Tomar determinados medicamentos faz parte da rotina de muitos portugueses. No entanto, alguns destes fármacos podem alterar a capacidade de conduzir e, em consequência, originar coimas pesadas, perda de pontos ou até inibição temporária da carta de condução. A lei portuguesa, no artigo 81.º do Código da Estrada (CE), equipara os efeitos incapacitantes de substâncias psicotrópicas a uma condução sob álcool, aplicando sanções que podem atingir 2.500 euros e resultar em processo criminal quando está em causa a segurança rodoviária.
Enquadramento legal em Portugal
O artigo 81.º, n.º 1 do CE proíbe conduzir sob influência de substâncias que perturbem as faculdades normais, enquanto o artigo 146.º, alínea g) classifica essa conduta como contra-ordenação muito grave.
A moldura sancionatória, definida no artigo 170.º, n.º 2, fixa a coima entre 500 e 2.500 euros, acrescida de inibição de conduzir de 2 meses a 2 anos e subtração de 5 pontos na carta de condução (artigo 148.º-A, n.º 1). Ter receita médica não exime o condutor da responsabilidade: cabe-lhe assegurar que está apto a conduzir.
Antihistamínicos sedativos e condução
Fármacos para alergias, como clorfenamina ou difenidramina, provocam sonolência nas duas a três horas após a toma. Se, nesse intervalo, o condutor apresentar sinais de incapacidade e for fiscalizado, incorre na coima de 500 a 2.500 euros prevista no artigo 81.º, n.º 7, conjugado com o artigo 146.º, alínea g).
Para quem necessita de antihistamínicos de forma continuada, a Autoridade Nacional de Segurança Rodoviária (ASNR) recomenda optar por fórmulas não sedativas (por exemplo, loratadina ou cetirizina) ou tomar o medicamento à noite.
Codeína, tramadol e outros opioides leves
Analgésicos que combinam paracetamol com codeína ou cápsulas de tramadol são frequentes nas receitas para dores moderadas. Estes opioides reduzem reflexos e aumentam o risco de distração. Caso um condutor seja fiscalizado sob os efeitos destas substâncias, aplica-se igualmente o quadro sancionatório do artigo 81.º, com coima de 500 a 2.500 euros e inibição de conduzir até dois anos (artigos 146.º, alínea g) e 170.º, n.º 2).
Em acidente com feridos, o tribunal pode agravar a pena nos termos do artigo 291.º do Código Penal (crime de condução perigosa).
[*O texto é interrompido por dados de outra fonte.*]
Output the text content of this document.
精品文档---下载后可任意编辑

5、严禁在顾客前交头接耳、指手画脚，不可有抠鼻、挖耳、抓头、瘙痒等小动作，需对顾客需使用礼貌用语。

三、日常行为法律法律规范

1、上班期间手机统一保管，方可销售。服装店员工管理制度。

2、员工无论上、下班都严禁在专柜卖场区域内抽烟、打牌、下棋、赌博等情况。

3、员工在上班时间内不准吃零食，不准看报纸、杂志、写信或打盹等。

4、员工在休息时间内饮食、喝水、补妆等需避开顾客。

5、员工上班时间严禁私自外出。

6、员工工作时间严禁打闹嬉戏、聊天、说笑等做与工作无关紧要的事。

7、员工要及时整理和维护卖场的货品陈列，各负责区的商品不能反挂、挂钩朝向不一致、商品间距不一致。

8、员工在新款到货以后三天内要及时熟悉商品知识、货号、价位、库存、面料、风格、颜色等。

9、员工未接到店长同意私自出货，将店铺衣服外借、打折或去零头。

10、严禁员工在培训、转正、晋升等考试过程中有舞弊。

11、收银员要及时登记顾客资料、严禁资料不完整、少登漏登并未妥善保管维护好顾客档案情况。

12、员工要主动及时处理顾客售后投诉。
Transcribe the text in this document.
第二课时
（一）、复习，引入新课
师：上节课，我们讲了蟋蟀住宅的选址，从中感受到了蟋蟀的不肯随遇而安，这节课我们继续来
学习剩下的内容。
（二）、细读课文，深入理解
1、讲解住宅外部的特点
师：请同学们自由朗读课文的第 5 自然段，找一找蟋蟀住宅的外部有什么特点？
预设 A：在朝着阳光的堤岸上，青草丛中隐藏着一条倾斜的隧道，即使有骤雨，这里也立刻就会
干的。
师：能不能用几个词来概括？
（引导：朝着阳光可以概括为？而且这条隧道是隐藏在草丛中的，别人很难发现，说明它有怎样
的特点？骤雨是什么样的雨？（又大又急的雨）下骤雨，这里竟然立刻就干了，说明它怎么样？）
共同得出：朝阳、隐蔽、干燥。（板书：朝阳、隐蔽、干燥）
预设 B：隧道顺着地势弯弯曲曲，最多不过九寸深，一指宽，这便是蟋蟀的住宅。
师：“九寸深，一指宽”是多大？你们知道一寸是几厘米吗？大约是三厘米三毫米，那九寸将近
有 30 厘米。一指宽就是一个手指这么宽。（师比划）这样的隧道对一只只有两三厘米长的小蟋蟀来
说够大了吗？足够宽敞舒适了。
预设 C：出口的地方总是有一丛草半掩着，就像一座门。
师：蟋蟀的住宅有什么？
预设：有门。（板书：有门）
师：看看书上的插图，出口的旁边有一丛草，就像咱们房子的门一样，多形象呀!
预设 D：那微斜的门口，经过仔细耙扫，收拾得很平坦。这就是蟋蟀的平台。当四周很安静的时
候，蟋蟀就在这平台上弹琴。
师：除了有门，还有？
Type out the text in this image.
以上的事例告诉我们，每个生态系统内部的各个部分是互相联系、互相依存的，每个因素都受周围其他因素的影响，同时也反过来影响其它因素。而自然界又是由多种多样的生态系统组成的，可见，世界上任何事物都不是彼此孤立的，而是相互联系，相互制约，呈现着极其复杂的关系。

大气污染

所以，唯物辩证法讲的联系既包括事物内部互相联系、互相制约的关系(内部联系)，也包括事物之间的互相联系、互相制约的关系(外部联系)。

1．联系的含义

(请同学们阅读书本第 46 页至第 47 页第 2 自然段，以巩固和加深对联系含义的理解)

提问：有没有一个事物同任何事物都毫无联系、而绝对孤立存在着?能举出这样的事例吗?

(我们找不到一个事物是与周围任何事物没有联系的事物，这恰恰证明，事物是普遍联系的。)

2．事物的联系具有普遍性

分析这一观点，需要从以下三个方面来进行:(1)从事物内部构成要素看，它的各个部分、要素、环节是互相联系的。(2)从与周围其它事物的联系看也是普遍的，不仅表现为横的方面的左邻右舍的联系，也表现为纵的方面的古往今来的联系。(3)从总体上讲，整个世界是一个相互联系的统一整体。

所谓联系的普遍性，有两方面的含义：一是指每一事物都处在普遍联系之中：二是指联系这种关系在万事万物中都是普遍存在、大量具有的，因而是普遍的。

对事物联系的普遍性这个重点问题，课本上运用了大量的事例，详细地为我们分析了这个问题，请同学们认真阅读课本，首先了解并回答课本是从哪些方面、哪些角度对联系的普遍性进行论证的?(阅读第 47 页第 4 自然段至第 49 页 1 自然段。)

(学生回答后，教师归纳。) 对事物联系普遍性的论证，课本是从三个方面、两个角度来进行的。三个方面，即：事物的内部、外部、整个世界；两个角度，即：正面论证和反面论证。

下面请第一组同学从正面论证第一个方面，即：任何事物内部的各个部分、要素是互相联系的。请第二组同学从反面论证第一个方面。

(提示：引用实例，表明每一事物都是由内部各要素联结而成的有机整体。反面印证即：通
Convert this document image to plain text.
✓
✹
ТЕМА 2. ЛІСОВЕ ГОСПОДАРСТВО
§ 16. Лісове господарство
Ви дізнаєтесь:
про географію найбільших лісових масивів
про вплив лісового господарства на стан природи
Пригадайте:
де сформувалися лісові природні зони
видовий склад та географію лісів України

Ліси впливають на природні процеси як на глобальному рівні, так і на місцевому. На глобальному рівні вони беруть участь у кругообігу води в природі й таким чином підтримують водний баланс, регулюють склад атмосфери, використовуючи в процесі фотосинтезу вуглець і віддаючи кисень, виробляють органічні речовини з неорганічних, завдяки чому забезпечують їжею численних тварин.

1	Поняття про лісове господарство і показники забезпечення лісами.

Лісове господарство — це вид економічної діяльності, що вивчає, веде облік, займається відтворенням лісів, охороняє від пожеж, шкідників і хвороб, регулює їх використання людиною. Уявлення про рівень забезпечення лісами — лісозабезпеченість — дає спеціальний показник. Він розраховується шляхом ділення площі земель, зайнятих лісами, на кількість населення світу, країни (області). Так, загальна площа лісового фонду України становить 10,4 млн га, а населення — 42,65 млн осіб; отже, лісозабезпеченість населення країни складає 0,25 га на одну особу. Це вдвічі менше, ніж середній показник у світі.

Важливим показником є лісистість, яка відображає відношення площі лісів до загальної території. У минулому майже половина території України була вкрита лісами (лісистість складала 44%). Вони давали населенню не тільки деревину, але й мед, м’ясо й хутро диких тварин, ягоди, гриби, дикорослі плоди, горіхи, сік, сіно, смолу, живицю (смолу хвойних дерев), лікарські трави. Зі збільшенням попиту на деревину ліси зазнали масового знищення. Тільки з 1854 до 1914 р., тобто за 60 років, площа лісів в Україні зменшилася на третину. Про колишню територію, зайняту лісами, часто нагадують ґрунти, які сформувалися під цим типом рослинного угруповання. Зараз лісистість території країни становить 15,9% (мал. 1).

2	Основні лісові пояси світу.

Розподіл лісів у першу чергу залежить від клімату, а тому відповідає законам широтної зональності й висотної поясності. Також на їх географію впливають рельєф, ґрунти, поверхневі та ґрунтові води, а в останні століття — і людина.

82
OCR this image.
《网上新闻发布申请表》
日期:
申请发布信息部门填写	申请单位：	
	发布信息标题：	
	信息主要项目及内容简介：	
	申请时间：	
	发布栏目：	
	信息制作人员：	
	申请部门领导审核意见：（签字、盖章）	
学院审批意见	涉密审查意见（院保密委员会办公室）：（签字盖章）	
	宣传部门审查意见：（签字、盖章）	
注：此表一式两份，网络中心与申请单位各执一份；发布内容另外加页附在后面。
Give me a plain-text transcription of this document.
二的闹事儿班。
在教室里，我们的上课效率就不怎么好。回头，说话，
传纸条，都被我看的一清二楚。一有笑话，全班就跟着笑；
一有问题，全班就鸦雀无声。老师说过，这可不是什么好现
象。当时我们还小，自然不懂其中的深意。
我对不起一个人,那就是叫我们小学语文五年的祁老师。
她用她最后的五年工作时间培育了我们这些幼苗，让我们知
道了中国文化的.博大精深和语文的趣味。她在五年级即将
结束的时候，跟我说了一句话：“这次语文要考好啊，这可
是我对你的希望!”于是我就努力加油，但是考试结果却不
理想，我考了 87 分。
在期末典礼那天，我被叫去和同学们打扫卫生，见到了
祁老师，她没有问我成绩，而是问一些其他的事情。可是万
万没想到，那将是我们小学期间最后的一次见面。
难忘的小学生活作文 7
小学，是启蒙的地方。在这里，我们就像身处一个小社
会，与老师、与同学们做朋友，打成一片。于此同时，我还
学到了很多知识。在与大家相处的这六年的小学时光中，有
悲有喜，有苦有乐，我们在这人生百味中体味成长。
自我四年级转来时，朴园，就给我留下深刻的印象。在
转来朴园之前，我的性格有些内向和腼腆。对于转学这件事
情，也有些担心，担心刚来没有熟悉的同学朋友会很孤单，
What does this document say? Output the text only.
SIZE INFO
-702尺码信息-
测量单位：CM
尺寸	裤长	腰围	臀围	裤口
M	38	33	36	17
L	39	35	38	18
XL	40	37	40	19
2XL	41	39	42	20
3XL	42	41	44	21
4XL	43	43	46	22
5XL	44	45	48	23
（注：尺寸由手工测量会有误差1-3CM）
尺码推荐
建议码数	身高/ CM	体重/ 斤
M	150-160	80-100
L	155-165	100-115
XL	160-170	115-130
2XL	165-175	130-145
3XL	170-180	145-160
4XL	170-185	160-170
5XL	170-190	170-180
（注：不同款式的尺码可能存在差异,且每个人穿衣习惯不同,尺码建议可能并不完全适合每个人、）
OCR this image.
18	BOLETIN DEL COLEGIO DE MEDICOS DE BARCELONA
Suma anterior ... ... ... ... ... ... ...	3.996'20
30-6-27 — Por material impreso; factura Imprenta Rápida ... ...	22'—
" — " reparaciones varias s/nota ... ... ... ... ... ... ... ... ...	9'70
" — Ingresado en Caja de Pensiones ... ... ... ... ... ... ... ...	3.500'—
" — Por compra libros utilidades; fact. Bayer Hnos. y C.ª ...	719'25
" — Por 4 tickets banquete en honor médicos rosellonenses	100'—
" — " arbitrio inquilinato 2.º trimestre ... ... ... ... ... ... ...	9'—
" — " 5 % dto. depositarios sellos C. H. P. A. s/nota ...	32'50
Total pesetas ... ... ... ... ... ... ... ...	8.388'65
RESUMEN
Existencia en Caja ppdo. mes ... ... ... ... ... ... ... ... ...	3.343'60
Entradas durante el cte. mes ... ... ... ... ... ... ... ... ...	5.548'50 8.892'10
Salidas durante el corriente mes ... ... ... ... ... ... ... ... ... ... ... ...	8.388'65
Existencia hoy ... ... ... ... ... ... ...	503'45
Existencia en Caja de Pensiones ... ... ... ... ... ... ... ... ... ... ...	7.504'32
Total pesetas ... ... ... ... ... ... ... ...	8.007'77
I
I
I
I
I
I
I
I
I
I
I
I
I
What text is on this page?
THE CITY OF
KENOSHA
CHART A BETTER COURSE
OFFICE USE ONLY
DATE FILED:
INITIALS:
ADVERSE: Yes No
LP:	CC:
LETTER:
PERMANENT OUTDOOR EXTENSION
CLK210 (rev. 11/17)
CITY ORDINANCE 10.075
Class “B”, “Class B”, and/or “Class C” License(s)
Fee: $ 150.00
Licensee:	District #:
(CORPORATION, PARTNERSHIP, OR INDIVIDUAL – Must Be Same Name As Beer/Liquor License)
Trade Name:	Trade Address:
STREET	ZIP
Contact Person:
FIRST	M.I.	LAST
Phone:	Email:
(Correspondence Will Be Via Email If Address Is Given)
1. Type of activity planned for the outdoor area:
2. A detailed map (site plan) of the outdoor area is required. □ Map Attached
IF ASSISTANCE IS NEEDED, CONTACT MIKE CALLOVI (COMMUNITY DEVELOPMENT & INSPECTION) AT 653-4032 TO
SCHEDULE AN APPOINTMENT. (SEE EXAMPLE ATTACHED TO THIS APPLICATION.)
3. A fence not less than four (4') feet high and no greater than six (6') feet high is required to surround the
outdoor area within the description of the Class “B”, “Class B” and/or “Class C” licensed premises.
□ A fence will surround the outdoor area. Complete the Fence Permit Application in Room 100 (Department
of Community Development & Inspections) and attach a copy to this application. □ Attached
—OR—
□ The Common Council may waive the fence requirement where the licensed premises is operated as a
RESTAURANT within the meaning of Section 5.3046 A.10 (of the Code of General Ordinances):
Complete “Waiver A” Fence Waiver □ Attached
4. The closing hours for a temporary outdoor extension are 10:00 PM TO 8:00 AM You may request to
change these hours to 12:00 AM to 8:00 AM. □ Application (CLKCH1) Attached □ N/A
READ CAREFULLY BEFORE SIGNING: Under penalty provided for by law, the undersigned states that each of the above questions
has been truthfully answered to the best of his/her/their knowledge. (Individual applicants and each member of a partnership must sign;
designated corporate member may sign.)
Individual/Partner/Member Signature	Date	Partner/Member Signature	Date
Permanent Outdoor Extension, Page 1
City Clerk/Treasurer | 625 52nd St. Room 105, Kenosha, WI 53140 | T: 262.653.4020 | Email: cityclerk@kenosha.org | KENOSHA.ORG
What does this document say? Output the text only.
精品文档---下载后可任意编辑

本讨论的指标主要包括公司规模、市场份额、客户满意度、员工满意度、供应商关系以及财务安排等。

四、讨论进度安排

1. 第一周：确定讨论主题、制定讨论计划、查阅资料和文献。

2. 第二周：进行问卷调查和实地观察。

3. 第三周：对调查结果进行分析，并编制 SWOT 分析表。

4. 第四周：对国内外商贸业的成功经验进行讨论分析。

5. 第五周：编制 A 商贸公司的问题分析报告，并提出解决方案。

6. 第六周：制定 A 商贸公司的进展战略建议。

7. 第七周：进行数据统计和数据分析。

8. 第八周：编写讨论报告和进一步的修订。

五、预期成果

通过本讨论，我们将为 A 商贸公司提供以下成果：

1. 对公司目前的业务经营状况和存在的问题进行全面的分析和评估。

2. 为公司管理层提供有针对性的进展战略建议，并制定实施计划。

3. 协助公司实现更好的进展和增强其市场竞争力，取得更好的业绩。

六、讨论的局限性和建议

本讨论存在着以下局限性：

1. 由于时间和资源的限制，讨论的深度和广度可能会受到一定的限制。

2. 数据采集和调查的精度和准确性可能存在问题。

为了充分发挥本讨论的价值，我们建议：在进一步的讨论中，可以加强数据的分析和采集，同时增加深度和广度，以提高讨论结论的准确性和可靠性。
Benzodiazepinas e calmantes
Diazepam, lorazepam e oxazepam constam entre os ansiolíticos mais prescritos. Todas as embalagens exibem o pictograma do volante cortado exigido pelo Infarmed. Se um condutor testar positivo a benzodiazepinas e houver sinais de condução insegura, incorrerá nas mesmas penalidades referidas nos artigos 81.º e 146.º.
Além disso, a recusa do teste de saliva configura crime previsto no artigo 153.º do CE, punível com pena de prisão até um ano ou multa até 120 dias.
Fiscalização, testes e pontos na carta
Durante operações STOP, PSP e GNR realizam testes de coordenação motora e recolhem amostras de saliva. Um resultado positivo para qualquer substância referida na Portaria 906/2005 implica aplicação imediata da contra-ordenação muito grave: coima mínima de 500 euros (artigo 170.º, n.º 2), perda de 5 pontos (artigo 148.º-A, n.º 1) e apreensão da carta.
A recusa em efetuar o teste é tipificada como crime, nos termos do artigo 153.º, com coima alternativa ou pena de prisão.
Efeitos no seguro automóvel
As seguradoras consultam o histórico de contra-ordenações. Um registo por infração muito grave associada a medicamentos sedativos pode aumentar o prémio em 10% a 20%. Se a carta for suspensa, o artigo 21.º do Decreto-Lei 291/2007 permite à seguradora recusar a renovação ou exigir apólice premium, duplicando o custo anual.
Boas práticas para conduzir em segurança
Antes de iniciar qualquer terapia, o utente deve ler a bula e confirmar se o medicamento provoca sonolência. Medir o intervalo seguro entre a toma e a condução, optar por formulações de libertação prolongada ou dividir tarefas de viagem são estratégias recomendadas pelo Infarmed. Quem necessita de conduzir profissionalmente deve discutir alternativas com o médico, garantindo que não viola o artigo 81.º do Código da Estrada. Mantendo estas precauções, protege-se a segurança de todos e evitam-se sanções pesadas previstas na legislação, além de manter a sua carta de condução ‘imaculada’.